As I “grew up” in business in big companies, including IBM, I always wondered why the real innovations seemed to come from startups, while we had more resources and more experience. Later, in my second career as an entrepreneur with startups, I realized that limited resources and fresh insights actually created the mindset that relied on market change and innovation to survive.
For example, IBM was the industry leader in mainframe computers for business, and we knew thousands of ways they could be linearly enhanced for business applications. Yet we never even dreamed of a new potential for personal use of computers, until startups like Apple and Microsoft stepped into the fray. We didn’t notice as technology advances had opened a whole new market.
Now, as a business advisor to large companies, as well as small ones, my objective is to foster those activities and ways of thinking that broaden the potential for high creativity and recognizing new market opportunities, before resource constraints are applied. If you see yourself or your company ignoring any of these, now is the time to take action:
Invest in a new market, as well as new features. I find that non-startups spend most of their resources linearly enhancing existing products, rather than monitoring change in the marketplace and catching the next wave. Employee and customer input are good for fixing bugs, but not good leading indicators. Look outside for future trends and potential.
Use brainstorming for more creative solutions. Effective brainstorming is all about defining and executing a process for creative ideas to create a big impact. Most mature companies have unfortunately replaced it long ago with product management groups to fix problems. You can make it work right with short, open-ended sessions, and a leader.
Don’t wait for innovation ideas from top management. Front-line people who deal directly with the market are much more likely to see needed changes, and they need to be rewarded for speaking up, rather than penalized for being the messenger. Of course, you have to propose solutions, request funding, and marshal peer support for credibility.
Balance the focus on productivity versus creativity. Every business needs a focus on productivity as it scales, but an exclusive focus on faster and cheaper processes minimizes the search for really new opportunities, and long-term growth. In addition, team member engagement and loyalty depend largely on the satisfaction of creativity.
Foster a work culture of fun, creativity, and new ideas.
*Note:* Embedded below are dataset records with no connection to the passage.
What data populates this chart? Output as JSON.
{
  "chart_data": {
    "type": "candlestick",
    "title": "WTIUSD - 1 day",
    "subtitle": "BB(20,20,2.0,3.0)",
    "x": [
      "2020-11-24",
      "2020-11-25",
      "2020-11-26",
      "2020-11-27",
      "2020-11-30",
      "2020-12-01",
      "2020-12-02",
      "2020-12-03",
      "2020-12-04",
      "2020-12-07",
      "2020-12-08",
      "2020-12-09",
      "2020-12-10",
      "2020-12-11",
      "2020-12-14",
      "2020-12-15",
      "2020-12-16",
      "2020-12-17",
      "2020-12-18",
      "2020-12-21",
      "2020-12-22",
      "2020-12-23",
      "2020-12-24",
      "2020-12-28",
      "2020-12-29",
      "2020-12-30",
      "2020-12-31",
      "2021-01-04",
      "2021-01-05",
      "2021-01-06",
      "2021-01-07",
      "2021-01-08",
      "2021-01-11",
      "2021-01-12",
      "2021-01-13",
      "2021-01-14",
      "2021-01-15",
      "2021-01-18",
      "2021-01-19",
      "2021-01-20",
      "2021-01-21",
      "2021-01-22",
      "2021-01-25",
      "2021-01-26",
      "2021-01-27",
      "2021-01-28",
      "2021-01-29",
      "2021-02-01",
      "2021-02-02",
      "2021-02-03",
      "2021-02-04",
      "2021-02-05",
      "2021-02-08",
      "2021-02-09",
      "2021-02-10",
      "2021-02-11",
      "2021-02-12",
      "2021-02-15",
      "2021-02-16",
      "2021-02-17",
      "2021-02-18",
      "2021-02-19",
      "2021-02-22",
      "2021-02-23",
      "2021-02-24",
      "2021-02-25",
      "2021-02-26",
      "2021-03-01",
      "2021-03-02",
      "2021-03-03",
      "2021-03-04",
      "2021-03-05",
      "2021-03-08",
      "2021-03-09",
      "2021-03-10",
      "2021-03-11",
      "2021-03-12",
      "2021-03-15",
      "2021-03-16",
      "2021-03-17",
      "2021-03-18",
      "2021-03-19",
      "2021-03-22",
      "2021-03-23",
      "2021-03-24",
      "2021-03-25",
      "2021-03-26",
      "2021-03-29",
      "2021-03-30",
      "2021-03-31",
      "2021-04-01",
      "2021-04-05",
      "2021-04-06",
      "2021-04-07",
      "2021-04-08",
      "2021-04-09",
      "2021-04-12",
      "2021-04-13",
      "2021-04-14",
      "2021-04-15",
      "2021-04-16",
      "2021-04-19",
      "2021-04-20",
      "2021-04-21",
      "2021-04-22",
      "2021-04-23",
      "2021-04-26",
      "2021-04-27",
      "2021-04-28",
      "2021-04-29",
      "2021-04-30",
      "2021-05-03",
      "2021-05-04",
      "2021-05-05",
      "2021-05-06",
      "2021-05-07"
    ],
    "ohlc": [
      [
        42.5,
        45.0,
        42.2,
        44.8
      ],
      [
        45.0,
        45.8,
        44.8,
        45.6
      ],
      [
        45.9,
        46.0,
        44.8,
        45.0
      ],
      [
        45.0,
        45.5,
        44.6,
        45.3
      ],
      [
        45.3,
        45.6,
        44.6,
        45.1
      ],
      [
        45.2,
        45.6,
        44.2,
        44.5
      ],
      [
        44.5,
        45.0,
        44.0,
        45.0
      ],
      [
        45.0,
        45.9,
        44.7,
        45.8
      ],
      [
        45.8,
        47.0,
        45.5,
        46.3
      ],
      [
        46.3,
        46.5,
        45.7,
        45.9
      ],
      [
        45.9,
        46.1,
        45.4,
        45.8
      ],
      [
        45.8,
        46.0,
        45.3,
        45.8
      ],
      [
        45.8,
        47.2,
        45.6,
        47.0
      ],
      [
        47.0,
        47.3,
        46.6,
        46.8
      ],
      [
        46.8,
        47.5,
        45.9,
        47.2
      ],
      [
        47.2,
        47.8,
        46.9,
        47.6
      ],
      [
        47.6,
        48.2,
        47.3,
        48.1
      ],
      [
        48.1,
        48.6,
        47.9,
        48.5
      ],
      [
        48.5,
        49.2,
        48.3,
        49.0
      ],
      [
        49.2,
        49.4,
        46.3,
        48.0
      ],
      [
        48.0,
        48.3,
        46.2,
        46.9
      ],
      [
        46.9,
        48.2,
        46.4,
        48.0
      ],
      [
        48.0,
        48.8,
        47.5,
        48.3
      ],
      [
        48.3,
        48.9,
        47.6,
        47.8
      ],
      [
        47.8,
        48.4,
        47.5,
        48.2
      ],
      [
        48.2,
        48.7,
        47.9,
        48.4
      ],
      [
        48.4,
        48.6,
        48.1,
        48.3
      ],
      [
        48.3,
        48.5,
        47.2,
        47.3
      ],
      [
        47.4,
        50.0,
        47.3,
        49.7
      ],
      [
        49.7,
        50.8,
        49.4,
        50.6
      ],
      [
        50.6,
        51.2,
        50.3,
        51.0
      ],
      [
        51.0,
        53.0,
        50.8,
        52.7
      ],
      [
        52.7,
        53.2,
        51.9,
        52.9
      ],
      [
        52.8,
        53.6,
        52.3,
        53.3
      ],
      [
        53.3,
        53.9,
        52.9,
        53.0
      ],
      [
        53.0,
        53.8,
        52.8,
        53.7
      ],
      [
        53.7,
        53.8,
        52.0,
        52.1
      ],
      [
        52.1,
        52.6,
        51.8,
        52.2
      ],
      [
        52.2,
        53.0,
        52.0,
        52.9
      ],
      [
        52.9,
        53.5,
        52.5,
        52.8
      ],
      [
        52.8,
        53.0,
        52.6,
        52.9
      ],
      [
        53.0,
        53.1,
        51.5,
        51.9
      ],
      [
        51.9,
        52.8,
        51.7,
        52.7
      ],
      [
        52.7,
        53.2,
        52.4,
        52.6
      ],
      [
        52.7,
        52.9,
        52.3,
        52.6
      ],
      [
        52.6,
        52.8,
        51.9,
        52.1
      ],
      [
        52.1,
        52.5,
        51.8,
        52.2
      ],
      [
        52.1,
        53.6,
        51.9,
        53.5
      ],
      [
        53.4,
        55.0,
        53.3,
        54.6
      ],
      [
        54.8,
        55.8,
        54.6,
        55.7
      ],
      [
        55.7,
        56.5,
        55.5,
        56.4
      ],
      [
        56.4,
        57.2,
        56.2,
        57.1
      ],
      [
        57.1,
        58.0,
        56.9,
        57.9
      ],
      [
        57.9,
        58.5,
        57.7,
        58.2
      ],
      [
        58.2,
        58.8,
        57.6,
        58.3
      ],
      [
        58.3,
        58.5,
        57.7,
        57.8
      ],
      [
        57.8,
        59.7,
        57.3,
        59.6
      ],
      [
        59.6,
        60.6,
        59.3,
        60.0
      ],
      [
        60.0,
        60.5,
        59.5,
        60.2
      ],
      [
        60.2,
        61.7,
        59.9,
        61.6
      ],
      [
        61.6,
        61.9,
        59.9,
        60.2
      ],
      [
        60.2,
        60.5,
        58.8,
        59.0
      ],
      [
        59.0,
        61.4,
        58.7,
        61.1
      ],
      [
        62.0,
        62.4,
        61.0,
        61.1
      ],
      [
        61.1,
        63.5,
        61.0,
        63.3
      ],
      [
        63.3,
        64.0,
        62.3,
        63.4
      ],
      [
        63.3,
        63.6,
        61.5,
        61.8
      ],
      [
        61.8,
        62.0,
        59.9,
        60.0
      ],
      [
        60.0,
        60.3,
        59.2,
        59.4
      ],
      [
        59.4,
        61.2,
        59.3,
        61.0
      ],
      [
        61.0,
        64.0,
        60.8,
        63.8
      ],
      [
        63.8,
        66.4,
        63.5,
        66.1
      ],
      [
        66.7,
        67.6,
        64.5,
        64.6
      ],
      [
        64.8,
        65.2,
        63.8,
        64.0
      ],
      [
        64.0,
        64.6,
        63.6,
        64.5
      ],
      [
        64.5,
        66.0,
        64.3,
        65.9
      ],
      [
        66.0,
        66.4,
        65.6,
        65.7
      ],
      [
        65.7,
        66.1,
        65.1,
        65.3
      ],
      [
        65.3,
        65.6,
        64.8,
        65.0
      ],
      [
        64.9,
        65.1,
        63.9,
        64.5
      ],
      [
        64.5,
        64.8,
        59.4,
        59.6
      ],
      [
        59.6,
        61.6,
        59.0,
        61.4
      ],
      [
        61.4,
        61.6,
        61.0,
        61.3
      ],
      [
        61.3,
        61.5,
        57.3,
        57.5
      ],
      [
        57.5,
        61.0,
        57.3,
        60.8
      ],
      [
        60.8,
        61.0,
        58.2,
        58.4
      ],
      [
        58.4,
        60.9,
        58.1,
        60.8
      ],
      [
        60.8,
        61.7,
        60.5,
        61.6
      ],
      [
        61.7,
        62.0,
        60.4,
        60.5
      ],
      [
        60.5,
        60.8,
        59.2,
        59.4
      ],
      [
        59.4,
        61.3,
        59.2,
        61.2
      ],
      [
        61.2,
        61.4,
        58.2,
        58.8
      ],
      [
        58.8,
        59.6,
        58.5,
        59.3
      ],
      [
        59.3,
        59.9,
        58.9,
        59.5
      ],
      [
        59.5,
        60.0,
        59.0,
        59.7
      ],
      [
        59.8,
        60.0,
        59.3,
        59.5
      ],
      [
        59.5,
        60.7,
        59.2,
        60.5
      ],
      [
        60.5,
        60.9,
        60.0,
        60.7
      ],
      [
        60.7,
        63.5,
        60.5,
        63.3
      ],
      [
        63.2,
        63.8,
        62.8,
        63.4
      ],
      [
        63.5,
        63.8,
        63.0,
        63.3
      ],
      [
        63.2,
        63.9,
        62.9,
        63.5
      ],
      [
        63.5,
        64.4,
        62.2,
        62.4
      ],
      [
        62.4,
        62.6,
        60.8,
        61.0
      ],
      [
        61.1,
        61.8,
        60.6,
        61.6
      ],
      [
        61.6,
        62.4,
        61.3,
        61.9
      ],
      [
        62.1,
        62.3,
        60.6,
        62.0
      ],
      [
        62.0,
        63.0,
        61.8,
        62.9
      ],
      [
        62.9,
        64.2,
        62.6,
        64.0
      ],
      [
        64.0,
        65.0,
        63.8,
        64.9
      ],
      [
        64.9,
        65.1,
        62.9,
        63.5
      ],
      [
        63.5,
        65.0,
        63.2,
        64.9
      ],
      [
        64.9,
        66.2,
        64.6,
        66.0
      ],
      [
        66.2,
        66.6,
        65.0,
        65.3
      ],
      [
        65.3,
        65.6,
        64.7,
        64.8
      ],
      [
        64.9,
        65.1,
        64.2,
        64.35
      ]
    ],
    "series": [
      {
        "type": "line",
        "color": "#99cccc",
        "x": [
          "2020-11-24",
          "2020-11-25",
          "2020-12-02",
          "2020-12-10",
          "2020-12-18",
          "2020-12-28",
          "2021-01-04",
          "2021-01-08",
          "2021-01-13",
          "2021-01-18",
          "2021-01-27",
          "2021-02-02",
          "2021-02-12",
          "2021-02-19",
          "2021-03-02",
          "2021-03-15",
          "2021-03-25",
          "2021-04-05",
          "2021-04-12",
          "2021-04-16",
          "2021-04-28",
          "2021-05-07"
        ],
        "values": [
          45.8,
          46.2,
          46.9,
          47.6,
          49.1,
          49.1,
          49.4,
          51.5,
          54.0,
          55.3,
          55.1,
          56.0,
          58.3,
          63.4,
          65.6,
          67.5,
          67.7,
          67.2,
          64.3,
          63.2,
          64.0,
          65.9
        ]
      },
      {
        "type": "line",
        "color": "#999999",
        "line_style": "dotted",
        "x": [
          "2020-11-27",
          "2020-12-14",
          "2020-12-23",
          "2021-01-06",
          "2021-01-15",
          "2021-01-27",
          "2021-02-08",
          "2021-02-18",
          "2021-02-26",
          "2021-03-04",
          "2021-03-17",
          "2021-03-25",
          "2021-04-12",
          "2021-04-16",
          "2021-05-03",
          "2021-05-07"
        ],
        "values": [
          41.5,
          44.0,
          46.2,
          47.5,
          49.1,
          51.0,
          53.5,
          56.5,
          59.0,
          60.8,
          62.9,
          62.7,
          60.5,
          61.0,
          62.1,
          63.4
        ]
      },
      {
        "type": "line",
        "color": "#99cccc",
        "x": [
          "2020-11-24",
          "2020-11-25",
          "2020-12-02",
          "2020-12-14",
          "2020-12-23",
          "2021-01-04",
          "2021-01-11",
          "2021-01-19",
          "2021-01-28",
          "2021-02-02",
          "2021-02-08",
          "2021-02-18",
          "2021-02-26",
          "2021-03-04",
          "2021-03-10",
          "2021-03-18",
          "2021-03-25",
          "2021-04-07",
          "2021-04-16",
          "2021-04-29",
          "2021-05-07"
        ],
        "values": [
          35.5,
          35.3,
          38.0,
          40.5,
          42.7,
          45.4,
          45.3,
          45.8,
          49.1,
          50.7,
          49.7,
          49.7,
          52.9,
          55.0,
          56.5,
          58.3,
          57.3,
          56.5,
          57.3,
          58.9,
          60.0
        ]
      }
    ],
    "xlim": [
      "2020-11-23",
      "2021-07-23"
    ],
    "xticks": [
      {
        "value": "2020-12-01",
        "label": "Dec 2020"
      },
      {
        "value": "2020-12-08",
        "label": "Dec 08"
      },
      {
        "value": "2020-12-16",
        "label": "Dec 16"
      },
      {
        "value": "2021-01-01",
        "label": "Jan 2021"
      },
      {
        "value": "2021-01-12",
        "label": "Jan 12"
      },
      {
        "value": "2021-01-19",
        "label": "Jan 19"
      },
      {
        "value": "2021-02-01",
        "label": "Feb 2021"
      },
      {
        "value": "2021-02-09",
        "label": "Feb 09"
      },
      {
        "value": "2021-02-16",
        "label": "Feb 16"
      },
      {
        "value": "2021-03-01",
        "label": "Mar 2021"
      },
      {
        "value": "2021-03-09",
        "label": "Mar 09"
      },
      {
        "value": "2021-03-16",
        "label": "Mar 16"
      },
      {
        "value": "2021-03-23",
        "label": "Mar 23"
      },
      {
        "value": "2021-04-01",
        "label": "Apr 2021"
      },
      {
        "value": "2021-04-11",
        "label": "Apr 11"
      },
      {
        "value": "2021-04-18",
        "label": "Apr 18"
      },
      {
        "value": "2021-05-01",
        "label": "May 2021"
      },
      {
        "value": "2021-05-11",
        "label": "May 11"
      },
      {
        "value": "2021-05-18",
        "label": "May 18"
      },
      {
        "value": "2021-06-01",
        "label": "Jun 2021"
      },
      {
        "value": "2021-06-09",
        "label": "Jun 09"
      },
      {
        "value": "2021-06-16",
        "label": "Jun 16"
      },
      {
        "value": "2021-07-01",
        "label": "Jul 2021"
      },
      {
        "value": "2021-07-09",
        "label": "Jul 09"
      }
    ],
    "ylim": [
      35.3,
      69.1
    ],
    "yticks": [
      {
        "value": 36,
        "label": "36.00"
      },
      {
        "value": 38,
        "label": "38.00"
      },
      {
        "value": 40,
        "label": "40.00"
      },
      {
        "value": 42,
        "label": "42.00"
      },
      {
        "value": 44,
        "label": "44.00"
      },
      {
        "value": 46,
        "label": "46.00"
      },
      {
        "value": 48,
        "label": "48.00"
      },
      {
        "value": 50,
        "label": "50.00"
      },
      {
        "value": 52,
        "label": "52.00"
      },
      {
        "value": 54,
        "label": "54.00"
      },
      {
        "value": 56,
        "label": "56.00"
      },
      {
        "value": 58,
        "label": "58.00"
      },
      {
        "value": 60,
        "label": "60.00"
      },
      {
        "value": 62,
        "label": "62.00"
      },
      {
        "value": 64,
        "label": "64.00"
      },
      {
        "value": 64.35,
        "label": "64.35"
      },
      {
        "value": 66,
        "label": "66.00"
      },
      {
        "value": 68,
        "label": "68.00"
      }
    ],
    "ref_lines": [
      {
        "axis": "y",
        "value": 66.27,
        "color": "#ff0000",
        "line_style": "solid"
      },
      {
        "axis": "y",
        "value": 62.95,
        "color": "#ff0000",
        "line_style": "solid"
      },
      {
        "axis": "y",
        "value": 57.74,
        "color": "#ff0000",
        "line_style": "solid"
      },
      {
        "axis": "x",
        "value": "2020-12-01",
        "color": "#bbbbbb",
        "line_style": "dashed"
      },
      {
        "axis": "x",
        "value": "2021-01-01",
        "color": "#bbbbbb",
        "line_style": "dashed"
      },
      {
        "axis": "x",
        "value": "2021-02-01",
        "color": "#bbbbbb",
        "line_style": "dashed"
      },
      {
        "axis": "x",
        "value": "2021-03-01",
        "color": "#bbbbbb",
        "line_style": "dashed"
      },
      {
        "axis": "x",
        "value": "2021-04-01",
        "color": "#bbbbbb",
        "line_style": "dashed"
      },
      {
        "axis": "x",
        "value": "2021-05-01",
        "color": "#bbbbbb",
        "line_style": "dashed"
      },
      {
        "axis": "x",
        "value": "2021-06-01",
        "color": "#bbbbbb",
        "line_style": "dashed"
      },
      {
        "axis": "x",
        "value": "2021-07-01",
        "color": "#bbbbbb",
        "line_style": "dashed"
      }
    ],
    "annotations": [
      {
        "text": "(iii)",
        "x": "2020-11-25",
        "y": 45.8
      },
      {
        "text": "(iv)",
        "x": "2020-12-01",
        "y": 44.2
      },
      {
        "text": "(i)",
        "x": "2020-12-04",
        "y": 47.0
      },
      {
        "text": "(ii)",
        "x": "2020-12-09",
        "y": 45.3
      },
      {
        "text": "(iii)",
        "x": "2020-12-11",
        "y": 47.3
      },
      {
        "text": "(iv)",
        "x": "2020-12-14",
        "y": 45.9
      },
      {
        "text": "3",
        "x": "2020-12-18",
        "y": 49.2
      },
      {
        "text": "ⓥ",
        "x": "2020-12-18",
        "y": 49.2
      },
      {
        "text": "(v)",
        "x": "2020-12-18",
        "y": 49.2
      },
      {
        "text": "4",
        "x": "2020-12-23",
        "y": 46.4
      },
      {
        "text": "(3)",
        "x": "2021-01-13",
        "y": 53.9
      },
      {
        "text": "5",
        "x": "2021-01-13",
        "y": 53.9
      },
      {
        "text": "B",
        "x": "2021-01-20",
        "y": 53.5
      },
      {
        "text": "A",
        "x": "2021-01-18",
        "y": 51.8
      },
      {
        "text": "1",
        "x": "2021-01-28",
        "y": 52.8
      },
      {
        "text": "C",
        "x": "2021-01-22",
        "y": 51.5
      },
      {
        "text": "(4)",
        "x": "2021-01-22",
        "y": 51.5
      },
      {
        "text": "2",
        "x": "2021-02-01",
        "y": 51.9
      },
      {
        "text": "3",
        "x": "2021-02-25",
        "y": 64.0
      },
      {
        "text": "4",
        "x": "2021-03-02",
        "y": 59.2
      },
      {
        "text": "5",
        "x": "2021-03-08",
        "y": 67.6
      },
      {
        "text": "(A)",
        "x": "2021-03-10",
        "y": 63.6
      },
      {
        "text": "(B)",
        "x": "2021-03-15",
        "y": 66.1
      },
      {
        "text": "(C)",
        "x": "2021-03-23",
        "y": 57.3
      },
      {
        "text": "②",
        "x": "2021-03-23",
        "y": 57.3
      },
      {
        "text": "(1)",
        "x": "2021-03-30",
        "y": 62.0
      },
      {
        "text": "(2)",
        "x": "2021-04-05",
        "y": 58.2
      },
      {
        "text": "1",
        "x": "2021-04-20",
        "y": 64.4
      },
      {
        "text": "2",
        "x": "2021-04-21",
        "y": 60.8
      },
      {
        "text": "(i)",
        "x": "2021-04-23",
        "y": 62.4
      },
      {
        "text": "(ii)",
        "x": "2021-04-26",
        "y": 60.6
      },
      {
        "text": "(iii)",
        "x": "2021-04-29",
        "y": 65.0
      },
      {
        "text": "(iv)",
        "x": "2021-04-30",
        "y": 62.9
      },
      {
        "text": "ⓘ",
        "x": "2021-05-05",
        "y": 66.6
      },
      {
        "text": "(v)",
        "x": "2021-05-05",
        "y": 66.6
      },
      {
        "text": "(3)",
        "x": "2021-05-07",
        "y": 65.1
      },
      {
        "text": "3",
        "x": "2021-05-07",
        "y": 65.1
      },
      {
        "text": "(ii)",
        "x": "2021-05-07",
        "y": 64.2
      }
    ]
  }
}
People see a work culture of solving problems and repeating fixed processes as just work and drudgery. You will actually get more productivity, as well as innovative new opportunities, from your team by making the work fun through rewarding creativity, and giving them time to think ahead.
Don’t make innovation a function of the business plan. Business plans should be outlines of your strategy, milestones, and finances, but not the required source for change timelines and innovation steps. The need for market and technology changes is unpredictable in any timeframe today. Make your innovations frequent and dynamic.
Celebrate change failures as learning opportunities. If people fear that failed innovations will bring blame and retribution, they quickly learn to wait for edicts from above before getting creative. Promoting new changes as experiments reduces the stigma of failure, since everyone understands that experiments have a high failure rate.
Create and nurture a team dedicated to change. Critical production organizations don’t have the time, mindset, or skills to focus on change, or look far ahead. Build a small dedicated team, sometimes called strategic planning, or change incubator. Choose team members who have been there, or think like entrepreneurs, and reward them on results.
In your business, if you don’t proactively take overt actions like these to foster creativity and innovation, both will likely be lost trying to satisfy existing customers, and trying to keep up with the daily operational challenges that we all have to deal with. Don’t count on your competitors and startups to wait for you to respond. Your ability to survive and thrive in the long-term depend on it.